LA VINCULACIÓN ENTRE AMENAZAS MUTUAS
A lo largo de los años, Geddes, de 64 años, ha tratado de construir relaciones para romper las barreras culturales, étnicas y religiosas a través de esfuerzos tales como una tutoría extraescolar y un jardín en el vecindario. Aún así, las relaciones entre la iglesia pentecostal y los vecinos islámicos que operan en el edificio de oficinas y una guardería han sido tensas debido a teologías fundamentalmente diferentes.

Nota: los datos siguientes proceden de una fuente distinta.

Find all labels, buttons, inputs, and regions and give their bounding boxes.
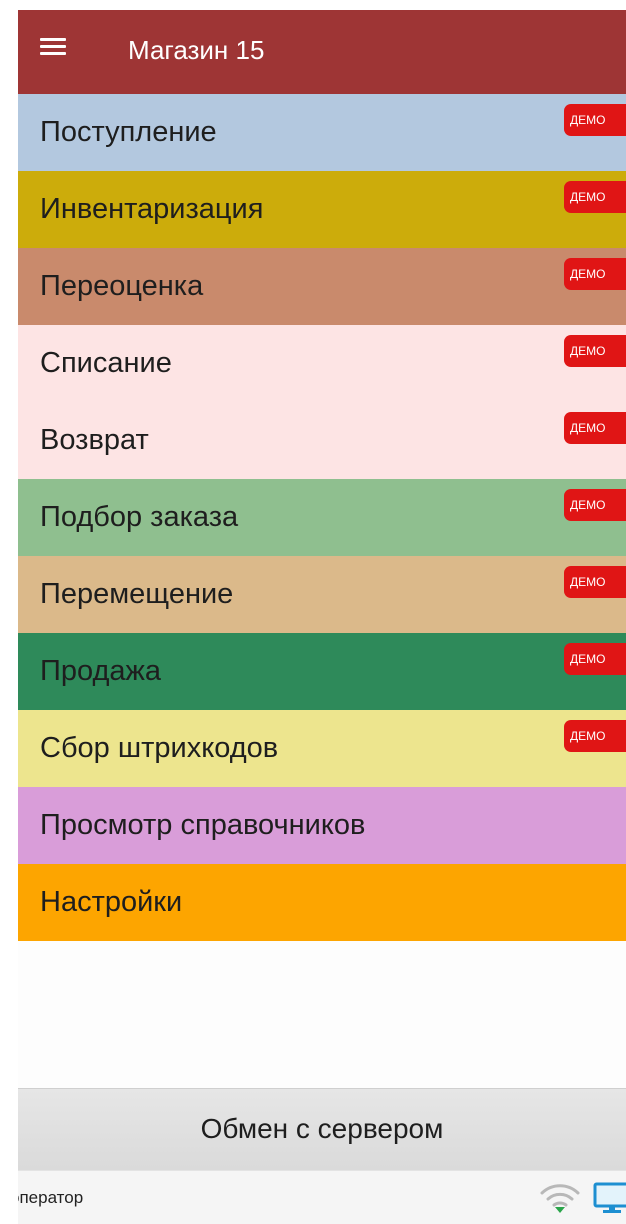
- menu-item-label: Возврат: [40, 424, 149, 456]
- status-bar: оператор: [18, 1170, 626, 1224]
- demo-badge: ДЕМО: [564, 104, 626, 136]
- menu-item-order-picking[interactable]: Подбор заказа ДЕМО: [18, 479, 626, 556]
- demo-badge: ДЕМО: [564, 566, 626, 598]
- hamburger-menu-icon[interactable]: [40, 34, 70, 56]
- menu-item-revaluation[interactable]: Переоценка ДЕМО: [18, 248, 626, 325]
- demo-badge: ДЕМО: [564, 335, 626, 367]
- menu-item-label: Подбор заказа: [40, 501, 239, 533]
- menu-item-label: Инвентаризация: [40, 193, 264, 225]
- server-exchange-label: Обмен с сервером: [200, 1113, 444, 1144]
- server-exchange-button[interactable]: Обмен с сервером: [18, 1088, 626, 1170]
- main-menu-list: Поступление ДЕМО Инвентаризация ДЕМО Пер…: [18, 94, 626, 941]
- menu-item-settings[interactable]: Настройки: [18, 864, 626, 941]
- menu-item-label: Перемещение: [40, 578, 234, 610]
- monitor-icon: [593, 1182, 626, 1213]
- operator-label: оператор: [18, 1188, 84, 1207]
- menu-item-receiving[interactable]: Поступление ДЕМО: [18, 94, 626, 171]
- demo-badge: ДЕМО: [564, 258, 626, 290]
- page-title: Магазин 15: [128, 35, 265, 65]
- demo-badge: ДЕМО: [564, 412, 626, 444]
- app-bar: Магазин 15: [18, 10, 626, 94]
- menu-item-inventory[interactable]: Инвентаризация ДЕМО: [18, 171, 626, 248]
- menu-item-barcode-collection[interactable]: Сбор штрихкодов ДЕМО: [18, 710, 626, 787]
- demo-badge: ДЕМО: [564, 720, 626, 752]
- menu-item-return[interactable]: Возврат ДЕМО: [18, 402, 626, 479]
- menu-item-label: Продажа: [40, 655, 162, 687]
- menu-item-label: Настройки: [40, 886, 183, 918]
- menu-item-label: Переоценка: [40, 270, 204, 302]
- demo-badge: ДЕМО: [564, 181, 626, 213]
- menu-item-directories[interactable]: Просмотр справочников: [18, 787, 626, 864]
- demo-badge: ДЕМО: [564, 643, 626, 675]
- empty-space: [18, 941, 626, 1088]
- menu-item-label: Поступление: [40, 116, 217, 148]
- menu-item-write-off[interactable]: Списание ДЕМО: [18, 325, 626, 402]
- menu-item-label: Просмотр справочников: [40, 809, 366, 841]
- menu-item-sale[interactable]: Продажа ДЕМО: [18, 633, 626, 710]
- menu-item-transfer[interactable]: Перемещение ДЕМО: [18, 556, 626, 633]
- menu-item-label: Списание: [40, 347, 172, 379]
- wifi-icon: [540, 1184, 580, 1213]
- app-screen: Магазин 15 Поступление ДЕМО Инвентаризац…: [18, 10, 626, 1224]
- menu-item-label: Сбор штрихкодов: [40, 732, 279, 764]
- demo-badge: ДЕМО: [564, 489, 626, 521]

Ese muro ha empezado a desmoronarse.

En medio de las protestas, la noche del 29 de mayo, cuatro hombres blancos subieron al techo del Centro Internacional de Cristo. Las personas de color constituyen alrededor del 60 por ciento de los asistentes, incluyendo africanos, afroamericanos, hispanos y nativos americanos.

Un cuidador que tiene un apartamento en la iglesia vio a los intrusos y los confrontó.

"Afirmaron que subieron al techo para tener una mejor perspectiva de las protestas," dice Geddes. "Pero creemos que tenían motivos ocultos. Encajan con la descripción de los agitadores que vinieron de otros lugares. Sabemos que se dirigieron a empresas e iglesias de propiedad de negros."

Cinco vecinos somalíes que habían estado patrullando para proteger su edificio de oficinas ayudaron al cuidador de la iglesia a sacar a los intrusos de la propiedad.

Posteriormente, la semana pasada, uno de los dueños del edificio de oficinas llevó a su imán a la iglesia para conocer a Geddes. "Ahora somos grandes amigos, por cierto," dice Geddes de sus vecinos.

"Por mucho que haya lamentado la destrucción que acompañó a los disturbios, la situación ha sido un impulso para establecer buenas relaciones con nuestros vecinos somalíes," dice Geddes, quien también es secretario de la Fraternidad Nacional de Afroamericanos de las AD. "Hemos estado rezando para que el Señor nos muestre cómo podemos ser sal y luz."

Geddes pasó la noche del 30 de mayo en la iglesia para tratar de proteger el edificio ante las amenazas de incendio. Para entonces, él y los vigilantes somalíes adyacentes habían elaborado señales luminosas para notificarse mutuamente en caso de ver problemas.

Ese mismo día, otros cuatro hombres blancos vestidos con ropa similar incendiaron un garaje en un callejón a tres metros de la iglesia. Geddes cree que si el departamento de bomberos no hubiera respondido rápidamente, el fuego se habría extendido y habría consumido la iglesia en llamas.

Geddes espera establecer lazos aún mejores una vez que las protestas y las restricciones de COVID-19 se disipen.